第21話 力の使い方

 薄暗く音も私の靴の音しか聞こえない静寂の中、襲撃者を固定した椅子へと向かいます。

「頼む!命だけは!お願いだ!」

 襲撃者の声が音が完全に閉じ込められた部屋に響き渡ります。もちろん殺しはしません。私のポリシーに反しますし、むしろ今から吐いてもらう情報を全て吐いてもらわないといけませんから。

「では、目的はなんですか?この区画を完全に掌握した理由は?」

 久しぶりに低い声を出しました。人を脅すためだけに使うこの声音はあまり私的には好みでは無いんですが。

「言うから!命だけは助けてくれ!」

 命乞いをする襲撃者は資格が封じられているため自身の置かれている恐怖で椅子が揺れるほどに震えていました。しかし、そんなことはお構い無しに剣を抜刀して鋒を首に当ててその冷たさを認識させます。

「ええ、しっかり使える情報を吐いてくれればの話ですけど」

「ーーッ!!」

 そう言いながら首に当てていた刃を太ももへと斬りつけて浅い傷を浴びせます。視界を封じられた状態の襲撃者は斬りつけられた痛みと恐怖でで悲鳴をあげましたが、すぐに髪を掴み揺さぶりをかけます。

「動脈を斬りました。すぐに処置をしなければ貴方は死にます。早急に情報を吐けば手当てはしますよ」

 迅速かつ的確な尋問術、本当はこんなもの使いたくはなかったのですが、こういったことはもうしないことを願います。

 痛みと恐怖で混乱した襲撃者は「助けて」と言う言葉を吐くのを諦め、つらつらと情報を吐いていきました。

「俺たちはなんでここに来たのかわからない。これは本当だ。知ってるのはメインとか、幹部の連中しか知らない!俺たちはついてくれば楽しいことができると聞かされただけだ!」

 呆れました。ザコの主体性がなさすぎですね黒の舶刀は。むしろこう言った組織はこのような人間が集まった方が上手くいくんでしょうね。

「そちらは今どこに?」

 剣を地面に突き立てて部屋中に金属音を響かせます。すると襲撃者はビクッと身体を跳ねさせ、また口を開きます。

「オラクルのビルだ。競技場の近くの方の。そこに用があるだのを耳にしたが真偽は俺にはわからない!」

 ふうむ、困りましたね。まあ、この情報を元に次回行ってみるのもありですね。次です次。

「貴方がたのその異能力は誰からもらったものですか?」

 これは外せません。その力は私たちにとってあるはずがないものなんです。先天的であればどこかで必ず聞くハメになります。なので私はこのようなことを聞き方をしました。

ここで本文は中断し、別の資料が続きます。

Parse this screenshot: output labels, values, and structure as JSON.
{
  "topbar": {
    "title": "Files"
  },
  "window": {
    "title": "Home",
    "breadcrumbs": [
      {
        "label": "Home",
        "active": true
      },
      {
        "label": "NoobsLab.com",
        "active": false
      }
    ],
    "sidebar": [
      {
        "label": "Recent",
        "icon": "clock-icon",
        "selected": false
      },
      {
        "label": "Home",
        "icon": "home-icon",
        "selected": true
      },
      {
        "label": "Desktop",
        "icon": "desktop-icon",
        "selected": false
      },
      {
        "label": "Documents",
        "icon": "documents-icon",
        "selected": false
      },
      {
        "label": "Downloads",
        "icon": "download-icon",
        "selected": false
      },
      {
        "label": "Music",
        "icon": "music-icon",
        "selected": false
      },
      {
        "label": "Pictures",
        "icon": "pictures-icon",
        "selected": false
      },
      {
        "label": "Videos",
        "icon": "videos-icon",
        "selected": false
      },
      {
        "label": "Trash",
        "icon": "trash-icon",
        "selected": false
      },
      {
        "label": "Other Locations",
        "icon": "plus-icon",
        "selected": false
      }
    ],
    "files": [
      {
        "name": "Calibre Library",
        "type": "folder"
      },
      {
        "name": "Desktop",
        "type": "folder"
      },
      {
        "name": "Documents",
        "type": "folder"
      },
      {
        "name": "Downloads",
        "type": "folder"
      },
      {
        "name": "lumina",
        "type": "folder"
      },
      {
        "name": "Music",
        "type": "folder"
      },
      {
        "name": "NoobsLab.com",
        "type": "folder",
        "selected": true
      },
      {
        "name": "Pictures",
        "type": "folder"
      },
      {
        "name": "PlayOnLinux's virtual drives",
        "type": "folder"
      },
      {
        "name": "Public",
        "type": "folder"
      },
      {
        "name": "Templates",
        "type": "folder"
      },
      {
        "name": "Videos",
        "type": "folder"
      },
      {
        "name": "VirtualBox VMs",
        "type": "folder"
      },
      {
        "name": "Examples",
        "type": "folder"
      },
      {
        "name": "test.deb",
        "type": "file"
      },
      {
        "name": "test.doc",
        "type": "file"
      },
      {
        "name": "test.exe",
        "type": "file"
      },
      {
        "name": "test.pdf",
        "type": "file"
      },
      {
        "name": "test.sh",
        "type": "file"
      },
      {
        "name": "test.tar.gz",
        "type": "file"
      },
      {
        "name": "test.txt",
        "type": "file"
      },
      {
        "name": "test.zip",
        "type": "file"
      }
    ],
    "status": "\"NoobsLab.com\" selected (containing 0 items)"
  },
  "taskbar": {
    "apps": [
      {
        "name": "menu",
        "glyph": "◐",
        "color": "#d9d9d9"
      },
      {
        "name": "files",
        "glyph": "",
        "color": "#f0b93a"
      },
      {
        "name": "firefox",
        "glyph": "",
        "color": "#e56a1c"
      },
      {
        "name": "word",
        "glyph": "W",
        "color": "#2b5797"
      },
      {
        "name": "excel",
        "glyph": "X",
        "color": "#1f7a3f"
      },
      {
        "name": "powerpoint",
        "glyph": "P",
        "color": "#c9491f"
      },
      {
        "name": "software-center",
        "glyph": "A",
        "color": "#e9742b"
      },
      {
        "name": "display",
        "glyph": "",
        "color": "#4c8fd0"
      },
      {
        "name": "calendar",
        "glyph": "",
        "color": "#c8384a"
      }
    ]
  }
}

「これは俺たちがまだあのクソみたいなところで燻ってた時にちょうど現れた誰かもわからない男からもらったんだ。この力は人によって違う、人によって使える力の規模もな。首領であるメインに関しちゃあとんでもないって話はよく聞いた」

 なるほど、このチンピラ共を統率するくらいの強さを持っていると考えるとすごそうですね。ならばあとはもう一つだけ聞いてみますか。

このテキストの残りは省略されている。